The huge environmental cost of Bitcoin

February 27, 2021
By Eko Diena in 
 

Neither Tesla or Bitcoin are ever too far from the news headlines in recent years but at the start of February 2021 they made them together as the electric car maker bought $1.5 billion of the cryptocurrency.

It pushed the value of Bitcoin, which was already going rapidly upwards, to a new all time high.

You might not notice any immediate problem with this, especially if you have a few Bitcoin of your own, but if you take a look a little bit deeper at the sustainability cost of Bitcoin and the idea that Tesla is a company that makes sustainable electric cars and solar roofs then the problem starts to become clearer.

Most people don’t think at all about where Bitcoins come from, but the reality is that they do have a cost, and that they are very far from eco-friendly.

I’m not going to go too deeply into the blockchain and the process of ‘mining’ new Bitcoin, the checks and balances involved, or the complex maths puzzles and huge amounts of processing power involved, partially because it’s not important to the point I want to make, and partially because I am not an expert at all.

What we do need to look at is how much power is used every year by Bitcoin mining and transactions, and it is immense. I’m going to throw this out there as a few statistics and comparisons…

According to Digiconomist, Bitcoin produces 39.65 megaons of CO2 annually, which is about equal to New Zealand, using 77.78 TWh of electricity, which is about the same as Chile. Those might be conservative estimates though, researchers at Cambridge University put the power consumption figure at 110.53 TWh, just a little more than the annual energy consumption of the Netherlands, or about 0.5% of the total globally. 

Whichever of those figures is correct or whether it is somewhere in the middle, that’s an incredible amount of energy, or an “unfathomable amount” if you would like to quote Charles Hoskinson, co-founder of Ethereum. Having created the worlds’ second most valuable digital currency, he is biased, but it is also true that Ether and most other cryptocurrencies do use a lot less power than Bitcoin does.

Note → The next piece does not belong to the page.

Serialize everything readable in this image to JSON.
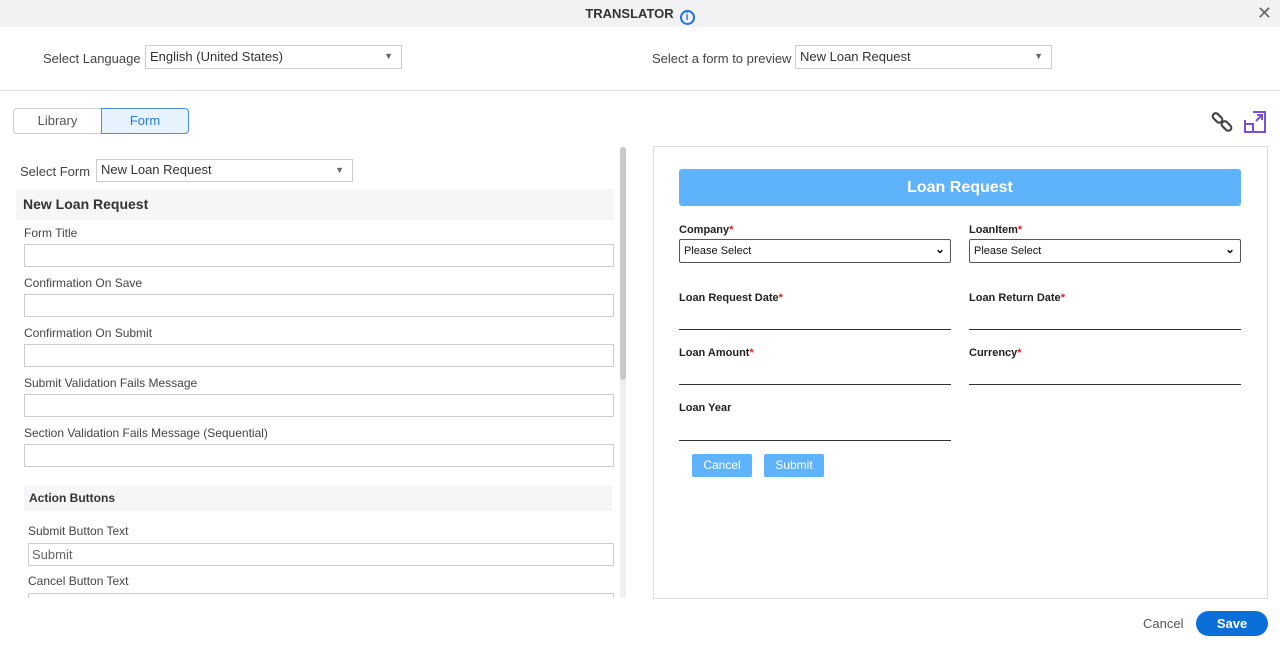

Bitcoin enthusiasts present the argument that focusing on the environmental impact is missing the point, and that using massive amounts of energy is not really bad, that we just need to change how that power is generated. It’s almost a convincing argument but not quite. The reality is that most Bitcoin miners are making very little effort to ensure that the vast amount of power they consume comes from renewable source, many of the biggest Bitcoin mining facilities are based in China, a country that is still very heavily reliant on coal as a source or electricity generation.

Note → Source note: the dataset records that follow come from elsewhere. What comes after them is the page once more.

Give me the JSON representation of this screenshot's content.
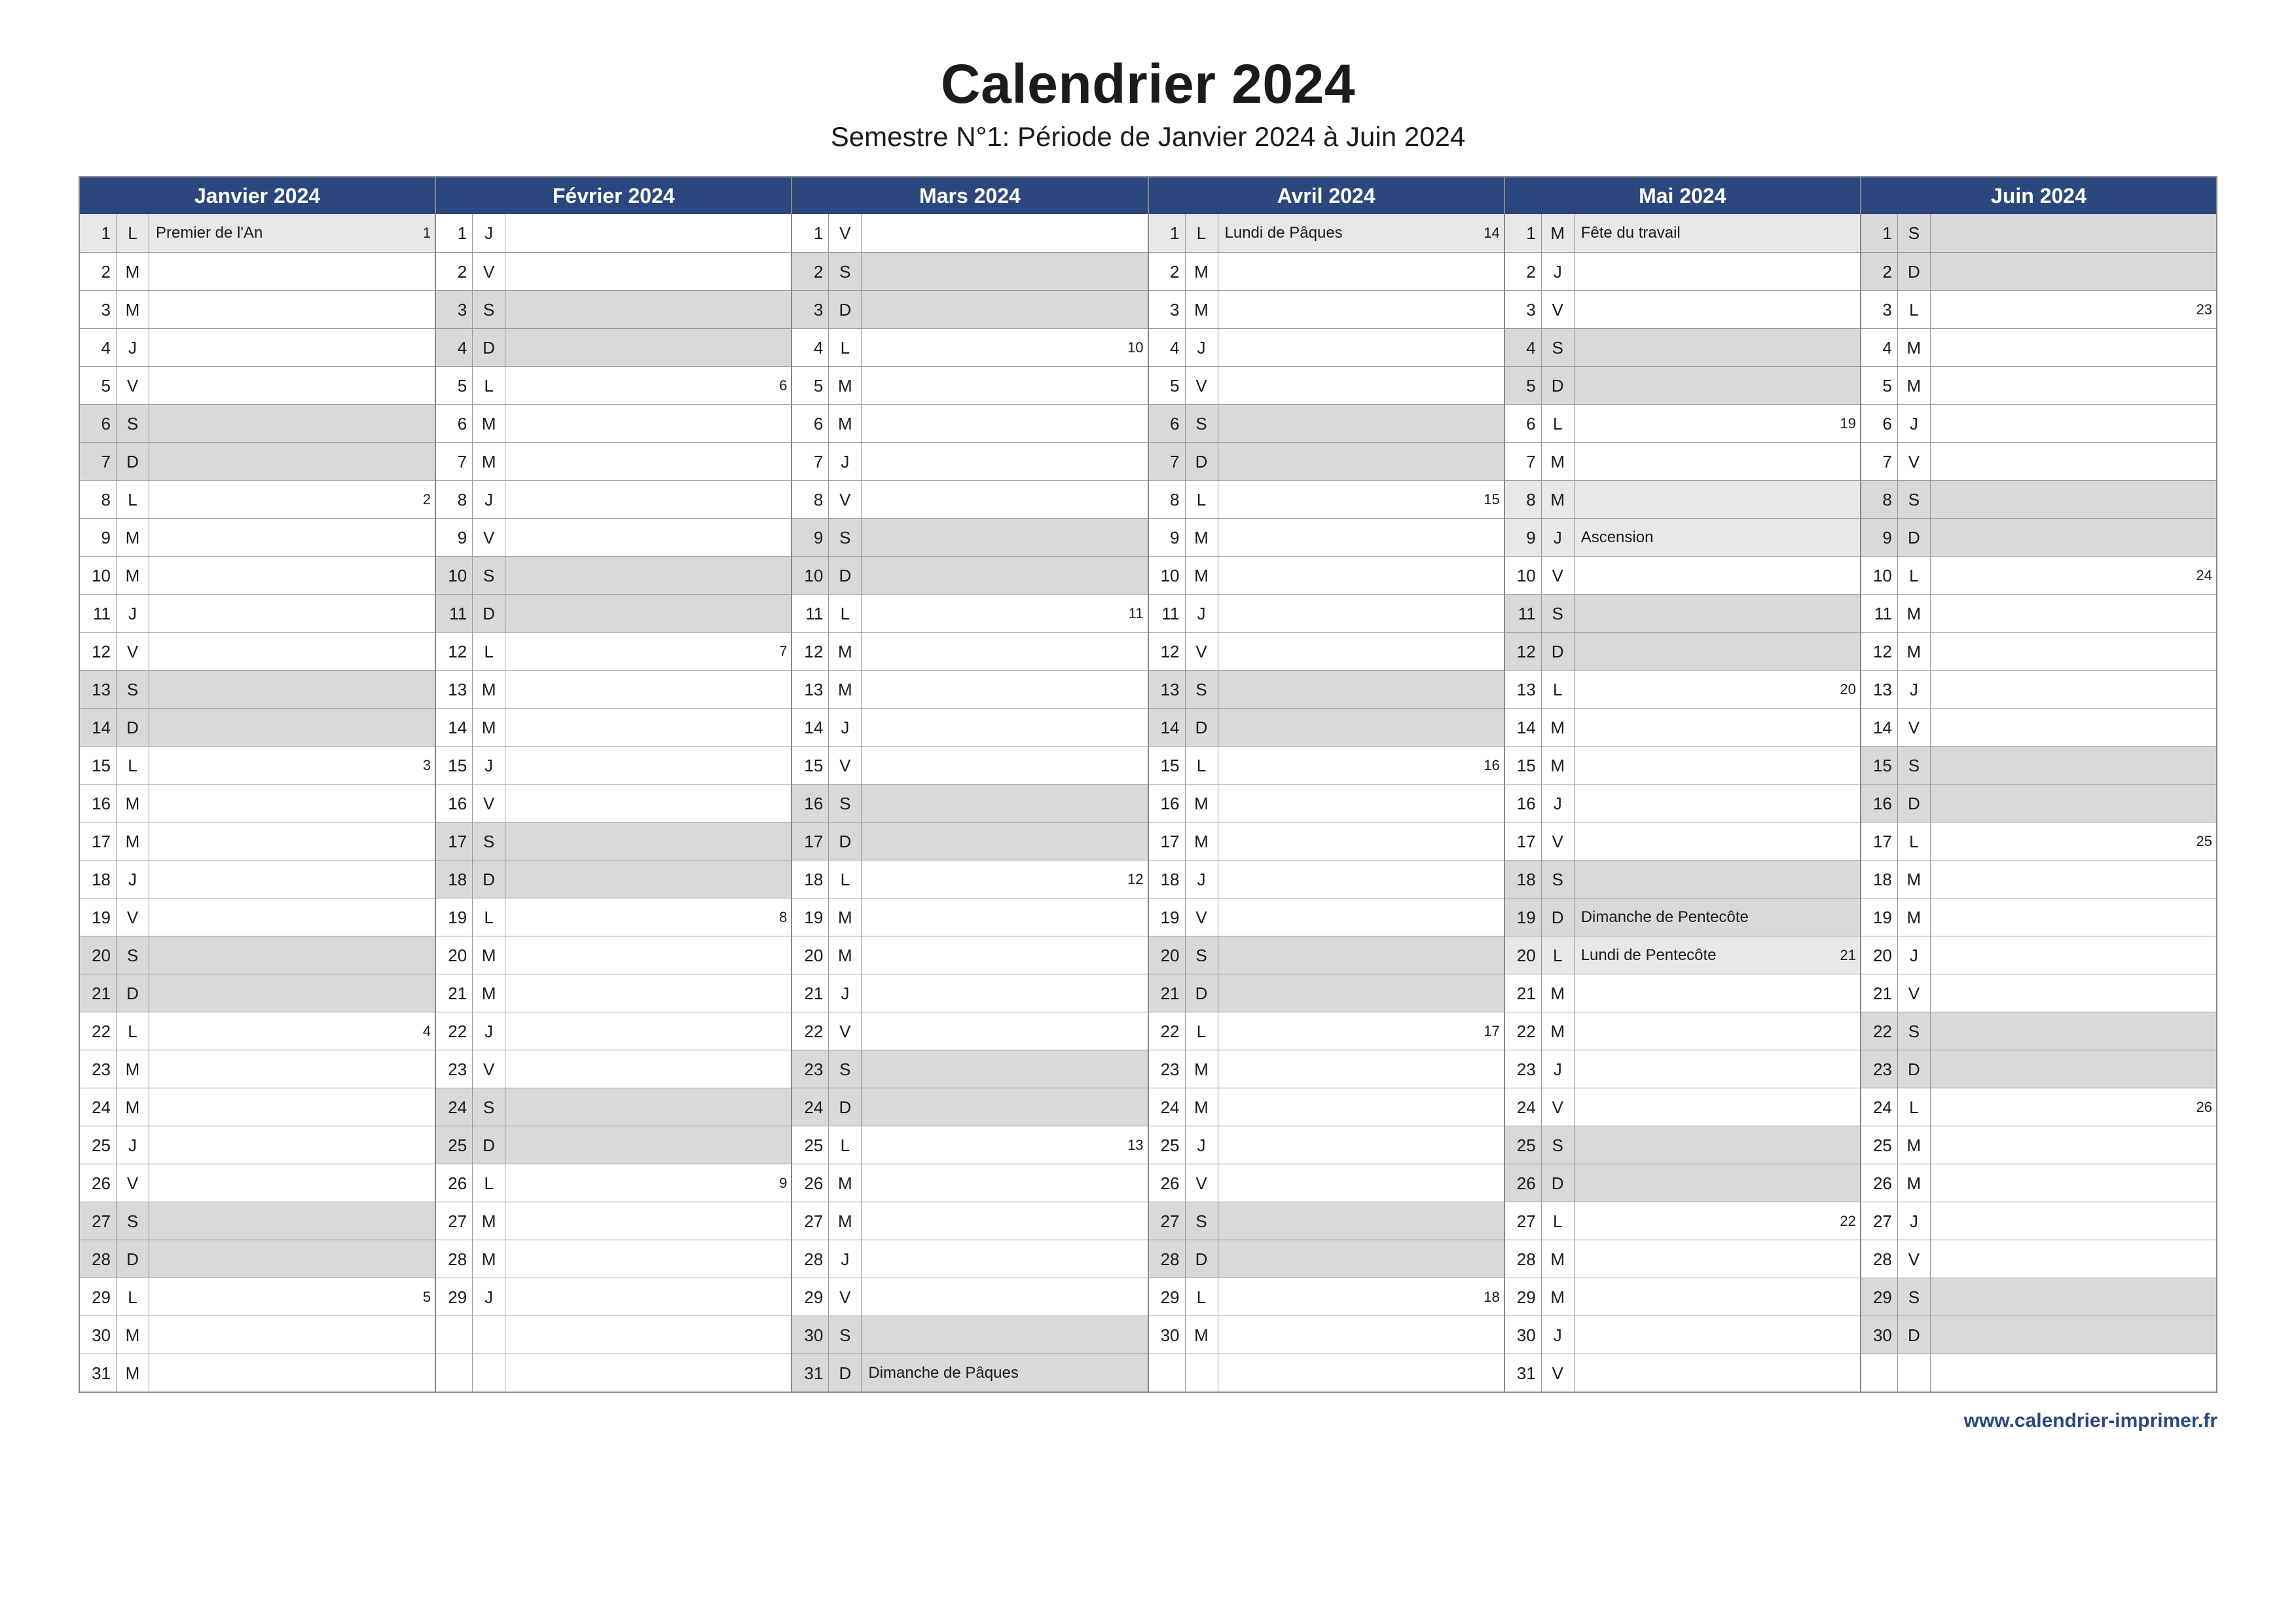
{
  "title": "Calendrier 2024",
  "subtitle": "Semestre N°1: Période de Janvier 2024 à Juin 2024",
  "footer": "www.calendrier-imprimer.fr",
  "months": [
    {
      "name": "Janvier 2024",
      "days": [
        {
          "n": 1,
          "d": "L",
          "note": "Premier de l'An",
          "week": 1,
          "holiday": true
        },
        {
          "n": 2,
          "d": "M"
        },
        {
          "n": 3,
          "d": "M"
        },
        {
          "n": 4,
          "d": "J"
        },
        {
          "n": 5,
          "d": "V"
        },
        {
          "n": 6,
          "d": "S",
          "shade": true
        },
        {
          "n": 7,
          "d": "D",
          "shade": true
        },
        {
          "n": 8,
          "d": "L",
          "week": 2
        },
        {
          "n": 9,
          "d": "M"
        },
        {
          "n": 10,
          "d": "M"
        },
        {
          "n": 11,
          "d": "J"
        },
        {
          "n": 12,
          "d": "V"
        },
        {
          "n": 13,
          "d": "S",
          "shade": true
        },
        {
          "n": 14,
          "d": "D",
          "shade": true
        },
        {
          "n": 15,
          "d": "L",
          "week": 3
        },
        {
          "n": 16,
          "d": "M"
        },
        {
          "n": 17,
          "d": "M"
        },
        {
          "n": 18,
          "d": "J"
        },
        {
          "n": 19,
          "d": "V"
        },
        {
          "n": 20,
          "d": "S",
          "shade": true
        },
        {
          "n": 21,
          "d": "D",
          "shade": true
        },
        {
          "n": 22,
          "d": "L",
          "week": 4
        },
        {
          "n": 23,
          "d": "M"
        },
        {
          "n": 24,
          "d": "M"
        },
        {
          "n": 25,
          "d": "J"
        },
        {
          "n": 26,
          "d": "V"
        },
        {
          "n": 27,
          "d": "S",
          "shade": true
        },
        {
          "n": 28,
          "d": "D",
          "shade": true
        },
        {
          "n": 29,
          "d": "L",
          "week": 5
        },
        {
          "n": 30,
          "d": "M"
        },
        {
          "n": 31,
          "d": "M"
        }
      ]
    },
    {
      "name": "Février 2024",
      "days": [
        {
          "n": 1,
          "d": "J"
        },
        {
          "n": 2,
          "d": "V"
        },
        {
          "n": 3,
          "d": "S",
          "shade": true
        },
        {
          "n": 4,
          "d": "D",
          "shade": true
        },
        {
          "n": 5,
          "d": "L",
          "week": 6
        },
        {
          "n": 6,
          "d": "M"
        },
        {
          "n": 7,
          "d": "M"
        },
        {
          "n": 8,
          "d": "J"
        },
        {
          "n": 9,
          "d": "V"
        },
        {
          "n": 10,
          "d": "S",
          "shade": true
        },
        {
          "n": 11,
          "d": "D",
          "shade": true
        },
        {
          "n": 12,
          "d": "L",
          "week": 7
        },
        {
          "n": 13,
          "d": "M"
        },
        {
          "n": 14,
          "d": "M"
        },
        {
          "n": 15,
          "d": "J"
        },
        {
          "n": 16,
          "d": "V"
        },
        {
          "n": 17,
          "d": "S",
          "shade": true
        },
        {
          "n": 18,
          "d": "D",
          "shade": true
        },
        {
          "n": 19,
          "d": "L",
          "week": 8
        },
        {
          "n": 20,
          "d": "M"
        },
        {
          "n": 21,
          "d": "M"
        },
        {
          "n": 22,
          "d": "J"
        },
        {
          "n": 23,
          "d": "V"
        },
        {
          "n": 24,
          "d": "S",
          "shade": true
        },
        {
          "n": 25,
          "d": "D",
          "shade": true
        },
        {
          "n": 26,
          "d": "L",
          "week": 9
        },
        {
          "n": 27,
          "d": "M"
        },
        {
          "n": 28,
          "d": "M"
        },
        {
          "n": 29,
          "d": "J"
        }
      ]
    },
    {
      "name": "Mars 2024",
      "days": [
        {
          "n": 1,
          "d": "V"
        },
        {
          "n": 2,
          "d": "S",
          "shade": true
        },
        {
          "n": 3,
          "d": "D",
          "shade": true
        },
        {
          "n": 4,
          "d": "L",
          "week": 10
        },
        {
          "n": 5,
          "d": "M"
        },
        {
          "n": 6,
          "d": "M"
        },
        {
          "n": 7,
          "d": "J"
        },
        {
          "n": 8,
          "d": "V"
        },
        {
          "n": 9,
          "d": "S",
          "shade": true
        },
        {
          "n": 10,
          "d": "D",
          "shade": true
        },
        {
          "n": 11,
          "d": "L",
          "week": 11
        },
        {
          "n": 12,
          "d": "M"
        },
        {
          "n": 13,
          "d": "M"
        },
        {
          "n": 14,
          "d": "J"
        },
        {
          "n": 15,
          "d": "V"
        },
        {
          "n": 16,
          "d": "S",
          "shade": true
        },
        {
          "n": 17,
          "d": "D",
          "shade": true
        },
        {
          "n": 18,
          "d": "L",
          "week": 12
        },
        {
          "n": 19,
          "d": "M"
        },
        {
          "n": 20,
          "d": "M"
        },
        {
          "n": 21,
          "d": "J"
        },
        {
          "n": 22,
          "d": "V"
        },
        {
          "n": 23,
          "d": "S",
          "shade": true
        },
        {
          "n": 24,
          "d": "D",
          "shade": true
        },
        {
          "n": 25,
          "d": "L",
          "week": 13
        },
        {
          "n": 26,
          "d": "M"
        },
        {
          "n": 27,
          "d": "M"
        },
        {
          "n": 28,
          "d": "J"
        },
        {
          "n": 29,
          "d": "V"
        },
        {
          "n": 30,
          "d": "S",
          "shade": true
        },
        {
          "n": 31,
          "d": "D",
          "note": "Dimanche de Pâques",
          "shade": true
        }
      ]
    },
    {
      "name": "Avril 2024",
      "days": [
        {
          "n": 1,
          "d": "L",
          "note": "Lundi de Pâques",
          "week": 14,
          "holiday": true
        },
        {
          "n": 2,
          "d": "M"
        },
        {
          "n": 3,
          "d": "M"
        },
        {
          "n": 4,
          "d": "J"
        },
        {
          "n": 5,
          "d": "V"
        },
        {
          "n": 6,
          "d": "S",
          "shade": true
        },
        {
          "n": 7,
          "d": "D",
          "shade": true
        },
        {
          "n": 8,
          "d": "L",
          "week": 15
        },
        {
          "n": 9,
          "d": "M"
        },
        {
          "n": 10,
          "d": "M"
        },
        {
          "n": 11,
          "d": "J"
        },
        {
          "n": 12,
          "d": "V"
        },
        {
          "n": 13,
          "d": "S",
          "shade": true
        },
        {
          "n": 14,
          "d": "D",
          "shade": true
        },
        {
          "n": 15,
          "d": "L",
          "week": 16
        },
        {
          "n": 16,
          "d": "M"
        },
        {
          "n": 17,
          "d": "M"
        },
        {
          "n": 18,
          "d": "J"
        },
        {
          "n": 19,
          "d": "V"
        },
        {
          "n": 20,
          "d": "S",
          "shade": true
        },
        {
          "n": 21,
          "d": "D",
          "shade": true
        },
        {
          "n": 22,
          "d": "L",
          "week": 17
        },
        {
          "n": 23,
          "d": "M"
        },
        {
          "n": 24,
          "d": "M"
        },
        {
          "n": 25,
          "d": "J"
        },
        {
          "n": 26,
          "d": "V"
        },
        {
          "n": 27,
          "d": "S",
          "shade": true
        },
        {
          "n": 28,
          "d": "D",
          "shade": true
        },
        {
          "n": 29,
          "d": "L",
          "week": 18
        },
        {
          "n": 30,
          "d": "M"
        }
      ]
    },
    {
      "name": "Mai 2024",
      "days": [
        {
          "n": 1,
          "d": "M",
          "note": "Fête du travail",
          "holiday": true
        },
        {
          "n": 2,
          "d": "J"
        },
        {
          "n": 3,
          "d": "V"
        },
        {
          "n": 4,
          "d": "S",
          "shade": true
        },
        {
          "n": 5,
          "d": "D",
          "shade": true
        },
        {
          "n": 6,
          "d": "L",
          "week": 19
        },
        {
          "n": 7,
          "d": "M"
        },
        {
          "n": 8,
          "d": "M",
          "holiday": true
        },
        {
          "n": 9,
          "d": "J",
          "note": "Ascension",
          "holiday": true
        },
        {
          "n": 10,
          "d": "V"
        },
        {
          "n": 11,
          "d": "S",
          "shade": true
        },
        {
          "n": 12,
          "d": "D",
          "shade": true
        },
        {
          "n": 13,
          "d": "L",
          "week": 20
        },
        {
          "n": 14,
          "d": "M"
        },
        {
          "n": 15,
          "d": "M"
        },
        {
          "n": 16,
          "d": "J"
        },
        {
          "n": 17,
          "d": "V"
        },
        {
          "n": 18,
          "d": "S",
          "shade": true
        },
        {
          "n": 19,
          "d": "D",
          "note": "Dimanche de Pentecôte",
          "shade": true
        },
        {
          "n": 20,
          "d": "L",
          "note": "Lundi de Pentecôte",
          "week": 21,
          "holiday": true
        },
        {
          "n": 21,
          "d": "M"
        },
        {
          "n": 22,
          "d": "M"
        },
        {
          "n": 23,
          "d": "J"
        },
        {
          "n": 24,
          "d": "V"
        },
        {
          "n": 25,
          "d": "S",
          "shade": true
        },
        {
          "n": 26,
          "d": "D",
          "shade": true
        },
        {
          "n": 27,
          "d": "L",
          "week": 22
        },
        {
          "n": 28,
          "d": "M"
        },
        {
          "n": 29,
          "d": "M"
        },
        {
          "n": 30,
          "d": "J"
        },
        {
          "n": 31,
          "d": "V"
        }
      ]
    },
    {
      "name": "Juin 2024",
      "days": [
        {
          "n": 1,
          "d": "S",
          "shade": true
        },
        {
          "n": 2,
          "d": "D",
          "shade": true
        },
        {
          "n": 3,
          "d": "L",
          "week": 23
        },
        {
          "n": 4,
          "d": "M"
        },
        {
          "n": 5,
          "d": "M"
        },
        {
          "n": 6,
          "d": "J"
        },
        {
          "n": 7,
          "d": "V"
        },
        {
          "n": 8,
          "d": "S",
          "shade": true
        },
        {
          "n": 9,
          "d": "D",
          "shade": true
        },
        {
          "n": 10,
          "d": "L",
          "week": 24
        },
        {
          "n": 11,
          "d": "M"
        },
        {
          "n": 12,
          "d": "M"
        },
        {
          "n": 13,
          "d": "J"
        },
        {
          "n": 14,
          "d": "V"
        },
        {
          "n": 15,
          "d": "S",
          "shade": true
        },
        {
          "n": 16,
          "d": "D",
          "shade": true
        },
        {
          "n": 17,
          "d": "L",
          "week": 25
        },
        {
          "n": 18,
          "d": "M"
        },
        {
          "n": 19,
          "d": "M"
        },
        {
          "n": 20,
          "d": "J"
        },
        {
          "n": 21,
          "d": "V"
        },
        {
          "n": 22,
          "d": "S",
          "shade": true
        },
        {
          "n": 23,
          "d": "D",
          "shade": true
        },
        {
          "n": 24,
          "d": "L",
          "week": 26
        },
        {
          "n": 25,
          "d": "M"
        },
        {
          "n": 26,
          "d": "M"
        },
        {
          "n": 27,
          "d": "J"
        },
        {
          "n": 28,
          "d": "V"
        },
        {
          "n": 29,
          "d": "S",
          "shade": true
        },
        {
          "n": 30,
          "d": "D",
          "shade": true
        }
      ]
    }
  ]
}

The problem extends beyond just mining and into the way that Bitcoin is used and the computational cost of each transaction, Bitcoin is much more a way of storing funds than an efficient payment solution. Coming back to Tesla, their updated investment policy states that they want to invest in “reserve assets such as digital currencies, gold bullion or gold exchange-traded funds”. Once it does come time for anyone to spend it though, Digiconomist estimates that the energy footprint of just one Bitcoin transaction is about the same as 453,000 transactions made using Visa.

The demand for Bitcoin, and along with it the amount of power that is needed to mine and maintain is only going in one direction at the moment, and the system underpinning Bitcoin can never be changed at this point, so it is never going to be more energy efficient. Changing the way that power is generated is the only option to improve the environmental footprint and that’s just not happening right now.

The head of IT at Greenpeace UK, Andrew Hatton, sums it up with one simple observation, that “we’re powering 21st century technology with 19th century energy sources.” He goes on to say that “as online services become bigger and more complex, the demand for computing power is bound to go up over the next few years, and that will require more energy. The problem is that only about a fifth of the electricity used in the world’s data centres comes from renewable sources, and that’s not good enough.”

There is no doubt that he’s right, it’s not enough and we should be aiming for all of the world’s data centres to be fully powered by renewable energy but reducing the amount of that energy that is needed would also hardly be a bad thing. I know that Bitcoin isn’t going away but it’s hard to ethically justify investing in a cryptocurrency that is as power consuming as a country.